Plato

Research Engineer

San Francisco · on-site$200K – $600K • Offers Equity

Introduction

Plato is an applied research lab building the foundational infrastructure to train specialized AI agents.

We turn real-world data streams into high-fidelity simulated environments that generate the training signal needed to make capable models. Our work supports frontier labs, hyperscalers, and enterprises building AI systems for complex, high-stakes work.

Today, only a handful of players can train models for capable work. Compute and algorithms are rapidly commoditizing, but reinforcement learning data remains the bottleneck. Plato is changing that by automatically scaling training environments from proprietary real-world data.

Why This Role Matters

Research engineering is central to Plato's product and research loop.

The hard part of training specialized agents is not producing tasks that look plausible. It is finding tasks that are grounded in real workflows, difficult for current models, resistant to reward hacking, and useful as training signal. To do that, we need research engineers who can turn messy traces, model failures, and researcher hypotheses into environments, verifiers, rewards, evaluations, and curricula that improve continuously.

As a Member of Technical Staff, Research Engineer, you will own the loop that discovers high-signal training targets for frontier models.

Role Description

You will design experiments, build task generation systems, run evaluations, inspect model failures, and develop methods for mining tasks that are just out of reach of today's agents.

The work is empirical, systems-heavy, and close to the frontier. You will consume real-world trajectories or researcher hypotheses, materialize realistic data, propose candidate tasks, benchmark those tasks against frontier computer-use and agent models, and hill-climb until you find the failures that produce useful learning signal.

This is not a role for someone who only wants to run experiments or only wants to write research code. You will own the full loop: hypothesis, implementation, evaluation, analysis, iteration, and productionalization.

You Will Work On

Discover model failure modes from real-world traces, agent telemetry, targeted researcher hypotheses, and customer workflows.
Generate realistic curricula grounded in actual workflows rather than toy synthetic benchmarks.
Benchmark candidate tasks against frontier CUA and agent models using pass rates, rollouts, and behavioral traces as difficulty signals.
Build hill-climbing loops that mutate, filter, and rescore tasks until they surface high-signal targets.
Study reward hackability, distribution mismatch, task realism, long-horizon failures, and transfer from simulation to deployed agents.
Turn research prototypes into reliable internal systems for continuous curriculum generation.

What We're Looking For

We're looking for someone who is excited to work at the intersection of empirical AI research, systems engineering, and model evaluation.

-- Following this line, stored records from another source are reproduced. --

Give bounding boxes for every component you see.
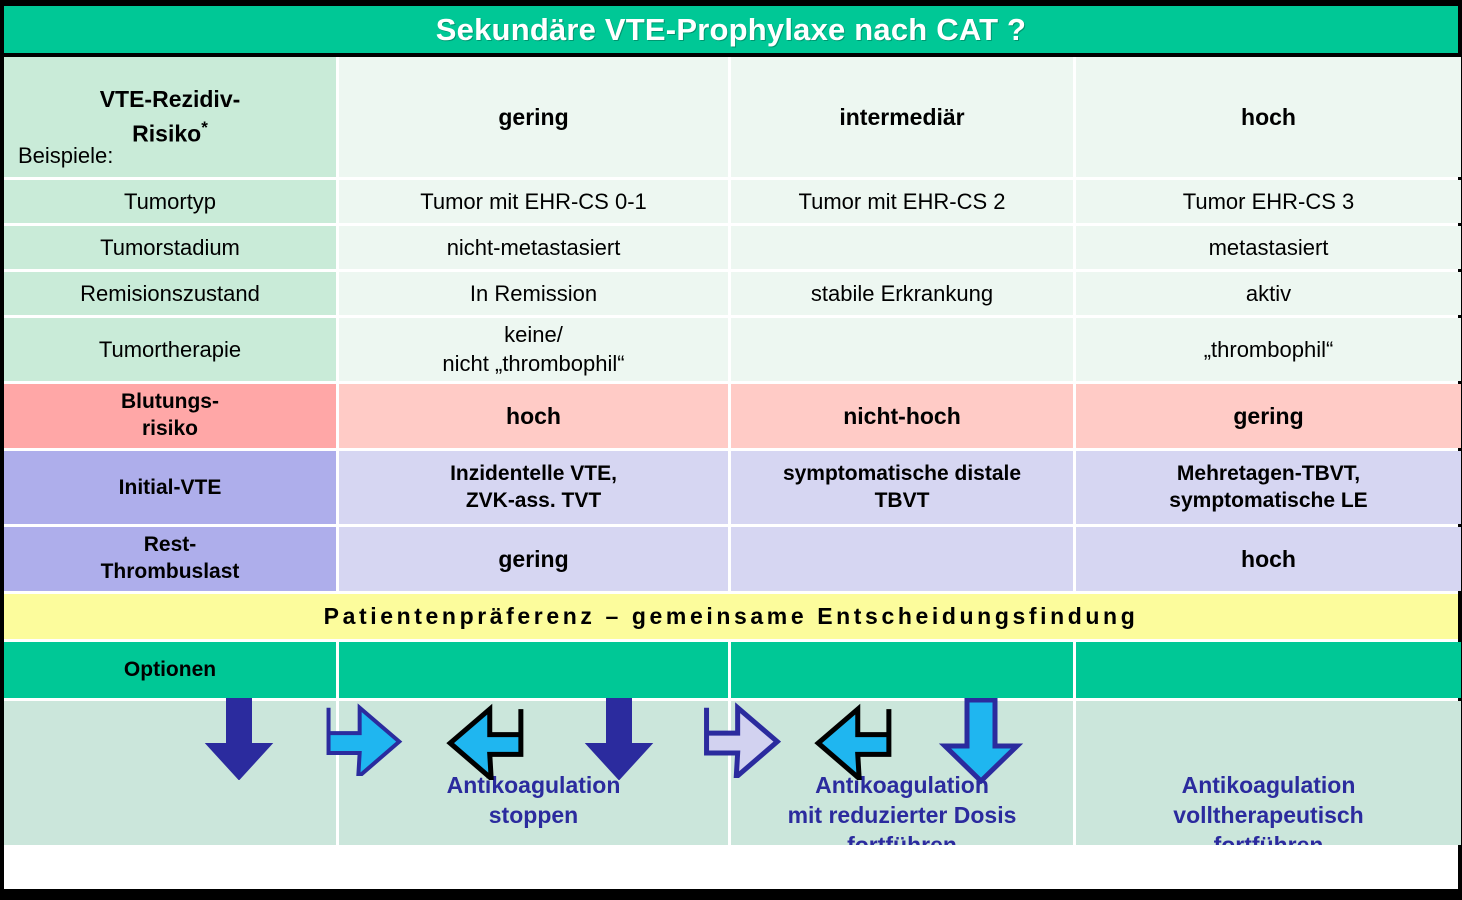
cell-tumortyp-gering: Tumor mit EHR-CS 0-1 bbox=[339, 180, 728, 223]
header-col-gering: gering bbox=[339, 57, 728, 177]
cell-tumortherapie-hoch: „thrombophil“ bbox=[1076, 318, 1461, 381]
cell-initial-vte-gering-line2: ZVK-ass. TVT bbox=[450, 488, 617, 515]
cell-blutungsrisiko-hoch: gering bbox=[1076, 384, 1461, 448]
cell-rest-thrombuslast-gering: gering bbox=[339, 527, 728, 591]
recommendation-intermediaer-line2: mit reduzierter Dosis bbox=[737, 801, 1067, 831]
table-row: Tumortyp Tumor mit EHR-CS 0-1 Tumor mit … bbox=[4, 180, 1458, 223]
recommendation-hoch-line1: Antikoagulation bbox=[1082, 771, 1455, 801]
row-label-optionen: Optionen bbox=[4, 642, 336, 698]
options-band-col1 bbox=[339, 642, 728, 698]
cell-tumorstadium-gering: nicht-metastasiert bbox=[339, 226, 728, 269]
bleeding-risk-row: Blutungs- risiko hoch nicht-hoch gering bbox=[4, 384, 1458, 448]
header-risk-label-line1: VTE-Rezidiv- bbox=[100, 83, 241, 116]
recommendation-gering-line1: Antikoagulation bbox=[345, 771, 722, 801]
recommendations-row: Antikoagulation stoppen Antikoagulation … bbox=[4, 701, 1458, 845]
recommendation-cell-hoch: Antikoagulation volltherapeutisch fortfü… bbox=[1076, 701, 1461, 845]
recommendation-hoch-line2: volltherapeutisch bbox=[1082, 801, 1455, 831]
cell-initial-vte-intermediaer-line2: TBVT bbox=[783, 488, 1021, 515]
cell-tumortherapie-gering-line1: keine/ bbox=[442, 321, 624, 349]
cell-initial-vte-gering: Inzidentelle VTE, ZVK-ass. TVT bbox=[339, 451, 728, 524]
row-label-rest-thrombuslast: Rest- Thrombuslast bbox=[4, 527, 336, 591]
cell-tumortherapie-intermediaer bbox=[731, 318, 1073, 381]
recommendation-cell-gering: Antikoagulation stoppen bbox=[339, 701, 728, 845]
table-row: Tumorstadium nicht-metastasiert metastas… bbox=[4, 226, 1458, 269]
cell-remisionszustand-gering: In Remission bbox=[339, 272, 728, 315]
table-row: Remisionszustand In Remission stabile Er… bbox=[4, 272, 1458, 315]
patient-preference-banner: Patientenpräferenz – gemeinsame Entschei… bbox=[4, 594, 1458, 639]
recommendation-gering-line2: stoppen bbox=[345, 801, 722, 831]
residual-thrombus-row: Rest- Thrombuslast gering hoch bbox=[4, 527, 1458, 591]
cell-initial-vte-intermediaer: symptomatische distale TBVT bbox=[731, 451, 1073, 524]
recommendation-intermediaer-line1: Antikoagulation bbox=[737, 771, 1067, 801]
cell-tumortyp-hoch: Tumor EHR-CS 3 bbox=[1076, 180, 1461, 223]
row-label-blutungsrisiko-line1: Blutungs- bbox=[121, 389, 219, 416]
options-band-col3 bbox=[1076, 642, 1461, 698]
header-risk-label-cell: VTE-Rezidiv- Risiko* Beispiele: bbox=[4, 57, 336, 177]
row-label-tumortyp: Tumortyp bbox=[4, 180, 336, 223]
slide-canvas: Sekundäre VTE-Prophylaxe nach CAT ? VTE-… bbox=[0, 0, 1462, 900]
row-label-rest-thrombuslast-line2: Thrombuslast bbox=[101, 559, 240, 586]
table-header-row: VTE-Rezidiv- Risiko* Beispiele: gering i… bbox=[4, 57, 1458, 177]
recommendation-empty-label-cell bbox=[4, 701, 336, 845]
cell-remisionszustand-hoch: aktiv bbox=[1076, 272, 1461, 315]
recommendation-intermediaer-line3: fortführen bbox=[737, 831, 1067, 845]
cell-initial-vte-hoch-line2: symptomatische LE bbox=[1169, 488, 1367, 515]
cell-remisionszustand-intermediaer: stabile Erkrankung bbox=[731, 272, 1073, 315]
cell-blutungsrisiko-intermediaer: nicht-hoch bbox=[731, 384, 1073, 448]
patient-preference-row: Patientenpräferenz – gemeinsame Entschei… bbox=[4, 594, 1458, 639]
row-label-blutungsrisiko-line2: risiko bbox=[121, 416, 219, 443]
cell-initial-vte-hoch-line1: Mehretagen-TBVT, bbox=[1169, 461, 1367, 488]
risk-matrix-table: VTE-Rezidiv- Risiko* Beispiele: gering i… bbox=[4, 57, 1458, 889]
row-label-rest-thrombuslast-line1: Rest- bbox=[101, 532, 240, 559]
cell-blutungsrisiko-gering: hoch bbox=[339, 384, 728, 448]
row-label-blutungsrisiko: Blutungs- risiko bbox=[4, 384, 336, 448]
cell-initial-vte-intermediaer-line1: symptomatische distale bbox=[783, 461, 1021, 488]
table-row: Tumortherapie keine/ nicht „thrombophil“… bbox=[4, 318, 1458, 381]
row-label-remisionszustand: Remisionszustand bbox=[4, 272, 336, 315]
header-risk-asterisk: * bbox=[201, 118, 208, 137]
row-label-tumorstadium: Tumorstadium bbox=[4, 226, 336, 269]
cell-tumorstadium-intermediaer bbox=[731, 226, 1073, 269]
row-label-tumortherapie: Tumortherapie bbox=[4, 318, 336, 381]
header-risk-label-line2: Risiko bbox=[132, 121, 201, 147]
examples-label: Beispiele: bbox=[18, 143, 113, 169]
options-band-col2 bbox=[731, 642, 1073, 698]
options-header-row: Optionen bbox=[4, 642, 1458, 698]
patient-preference-text: Patientenpräferenz – gemeinsame Entschei… bbox=[324, 603, 1139, 630]
cell-tumortherapie-gering-line2: nicht „thrombophil“ bbox=[442, 350, 624, 378]
cell-tumortyp-intermediaer: Tumor mit EHR-CS 2 bbox=[731, 180, 1073, 223]
slide-title-bar: Sekundäre VTE-Prophylaxe nach CAT ? bbox=[4, 6, 1458, 53]
cell-tumortherapie-gering: keine/ nicht „thrombophil“ bbox=[339, 318, 728, 381]
cell-tumorstadium-hoch: metastasiert bbox=[1076, 226, 1461, 269]
row-label-initial-vte: Initial-VTE bbox=[4, 451, 336, 524]
cell-initial-vte-gering-line1: Inzidentelle VTE, bbox=[450, 461, 617, 488]
cell-rest-thrombuslast-hoch: hoch bbox=[1076, 527, 1461, 591]
cell-rest-thrombuslast-intermediaer bbox=[731, 527, 1073, 591]
page-title: Sekundäre VTE-Prophylaxe nach CAT ? bbox=[436, 12, 1026, 48]
cell-initial-vte-hoch: Mehretagen-TBVT, symptomatische LE bbox=[1076, 451, 1461, 524]
header-col-intermediaer: intermediär bbox=[731, 57, 1073, 177]
recommendation-cell-intermediaer: Antikoagulation mit reduzierter Dosis fo… bbox=[731, 701, 1073, 845]
recommendation-hoch-line3: fortführen bbox=[1082, 831, 1455, 845]
header-col-hoch: hoch bbox=[1076, 57, 1461, 177]
initial-vte-row: Initial-VTE Inzidentelle VTE, ZVK-ass. T… bbox=[4, 451, 1458, 524]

You may be a strong fit if you:

Have strong implementation ability and can turn ambiguous research ideas into working systems.
Have experience with RL, LLM agents, computer-use agents, evals, post-training, synthetic data, simulation, or model behavior analysis.
Care deeply about whether a task is grounded, difficult, reward-hack-resistant, and capable of producing actual learning signal.
Are comfortable interpreting ambiguous model behavior and negative results.
Enjoy building continuous research loops rather than static benchmark artifacts.

How We Work

Being an engineer at an early-stage AI startup is not easy. These are the values we care about.

Ownership

We value teammates who bring novel ideas to the table, experiment, and see results through end to end. You'll have access to massive compute budgets to test large scale experiments.

Move Fast, Build Durable

Demand is growing faster than our team. We move quickly, prioritize ruthlessly, and ship systems that keep working under load.

Reality Over Narratives

Training data is incredibly fragile and prone to reward-hacking. We prioritize digging deep through data, manually if we have to, to garner deep intuition on retaining high quality throughput.

Stay Close to the Frontier

New AI capabilities rapidly change how we think about problems and what doors open. We stay close to the frontier of model capability, and encourage teammates to constantly share new findings and update their world model of what's possible.